Minnesota State University renewed its student and faculty exchange agreement Friday with Mexico’s Universidad Autónoma de Nayarit.
At a ceremonial signing event, David Hood, MSU provost and vice president for academic affairs, and Veronica Melisa Contreras, dean of Universidad Autonoma de Nayarit’s College of Business, jointly signed a mobility agreement between the institutions. The pact allows the exchange of students and faculty and is a renewal of a partnership that began in 2018.
“Something that makes nations great is the exchange (between them),” Contreras said of the partnership through an interpreter. “When these activities take place, society grows and becomes richer.”
The renewal marks the second five-year mobility agreement, which allows the exchange of students. The more recent of the two iterations adds that the schools may also exchange faculty. Since the agreement’s inception in 2018, MSU has taken in eight students from UAN.

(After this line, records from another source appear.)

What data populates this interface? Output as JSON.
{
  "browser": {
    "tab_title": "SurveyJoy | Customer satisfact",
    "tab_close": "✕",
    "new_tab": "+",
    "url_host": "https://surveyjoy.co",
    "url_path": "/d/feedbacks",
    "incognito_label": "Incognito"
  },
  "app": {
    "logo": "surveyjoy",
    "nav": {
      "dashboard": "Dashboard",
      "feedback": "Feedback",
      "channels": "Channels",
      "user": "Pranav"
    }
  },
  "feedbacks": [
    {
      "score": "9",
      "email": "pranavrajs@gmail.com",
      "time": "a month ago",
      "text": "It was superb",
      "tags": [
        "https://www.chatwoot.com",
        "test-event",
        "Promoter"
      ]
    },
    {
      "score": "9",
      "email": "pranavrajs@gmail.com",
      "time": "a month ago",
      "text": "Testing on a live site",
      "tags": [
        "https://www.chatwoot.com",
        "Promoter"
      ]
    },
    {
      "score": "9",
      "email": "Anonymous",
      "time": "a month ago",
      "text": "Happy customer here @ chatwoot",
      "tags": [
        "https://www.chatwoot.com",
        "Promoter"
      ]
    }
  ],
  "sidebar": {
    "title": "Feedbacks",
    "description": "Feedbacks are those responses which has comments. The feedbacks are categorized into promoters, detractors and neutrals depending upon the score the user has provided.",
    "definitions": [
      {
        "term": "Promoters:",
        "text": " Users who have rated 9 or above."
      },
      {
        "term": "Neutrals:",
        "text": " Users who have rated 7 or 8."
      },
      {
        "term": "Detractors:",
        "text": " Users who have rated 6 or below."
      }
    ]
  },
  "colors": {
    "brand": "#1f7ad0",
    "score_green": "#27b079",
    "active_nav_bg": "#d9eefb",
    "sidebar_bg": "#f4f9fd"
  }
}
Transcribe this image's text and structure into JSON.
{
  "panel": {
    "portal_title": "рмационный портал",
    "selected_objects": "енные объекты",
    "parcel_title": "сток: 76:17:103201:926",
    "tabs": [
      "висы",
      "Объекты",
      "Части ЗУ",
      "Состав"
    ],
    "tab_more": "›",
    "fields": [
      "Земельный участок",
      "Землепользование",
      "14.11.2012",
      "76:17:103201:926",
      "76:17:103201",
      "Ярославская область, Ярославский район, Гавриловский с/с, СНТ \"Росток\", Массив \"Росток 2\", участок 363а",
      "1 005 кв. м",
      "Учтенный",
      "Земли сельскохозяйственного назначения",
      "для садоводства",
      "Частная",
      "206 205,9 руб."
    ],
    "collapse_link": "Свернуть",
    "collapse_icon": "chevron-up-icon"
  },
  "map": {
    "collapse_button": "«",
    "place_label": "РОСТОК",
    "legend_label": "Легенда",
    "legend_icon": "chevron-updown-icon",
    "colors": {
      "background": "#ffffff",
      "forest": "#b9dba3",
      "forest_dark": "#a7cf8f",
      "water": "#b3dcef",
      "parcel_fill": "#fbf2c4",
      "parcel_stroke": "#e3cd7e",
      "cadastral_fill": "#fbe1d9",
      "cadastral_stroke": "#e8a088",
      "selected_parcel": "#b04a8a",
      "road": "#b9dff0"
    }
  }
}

“I think it reinforces our commitment to global education and to ensuring that our students have broad exposure to different cultures, to different countries through our exchange programs,” Hood said. “It is our desire that we continue to grow our partnership with Universidad Autónoma de Nayarit so that we can expand the service that we offer them.”
At 1,719 students enrolled in the fall 2023 semester, MSU ranks eighth in the nation for international students, according to a recent Open Doors report. Ten students came from Mexico, two of whom are from UAN.
Octavio Manzano, a junior studying marketing, and Ana Banuelos, also a junior who is studying international business, both said their exchange experience at MSU has opened their eyes to a world of educational opportunities.
“There’s not a single place on this campus that I’m not listening to two or three languages at the same time,” Manzano said, noting an increase in diversity from his home university.
“I feel like there’s a different perspective of learning here in the United States, so maybe that perspective is something I can share with my classmates (at UAN),” Banuelos added.
Both students have chosen to extend what was supposed to have been one semester into a full year.
No students from MSU have opted to study at the Mexican university, at least not yet.
“That’s what we’re trying to change,” said Lupe Quintero, the director of community partnerships in MSU’s Diversity, Equity and Inclusion office. “What we’re trying to do now is advertise the program more.”
The relationship between the two schools took shape after a grad student Quintero was mentoring graduated and returned to his home state of Nayarit, Mexico. He later became a professor at UAN and expressed to Quintero his wish for other students like him to have the same opportunity to study at MSU.
Quintero and the heads of the offices of diversity, equity and inclusion and global education then forged the agreement with UAN.
Delegates from UAN spent the day at MSU and toured the university. They wrapped up with a dinner alongside Henry Morris, vice president of diversity, equity and inclusion, and Anne Dahlman, interim associate provost and dean of global education.
The agreement signed Friday is one of numerous MSU has with universities around the globe.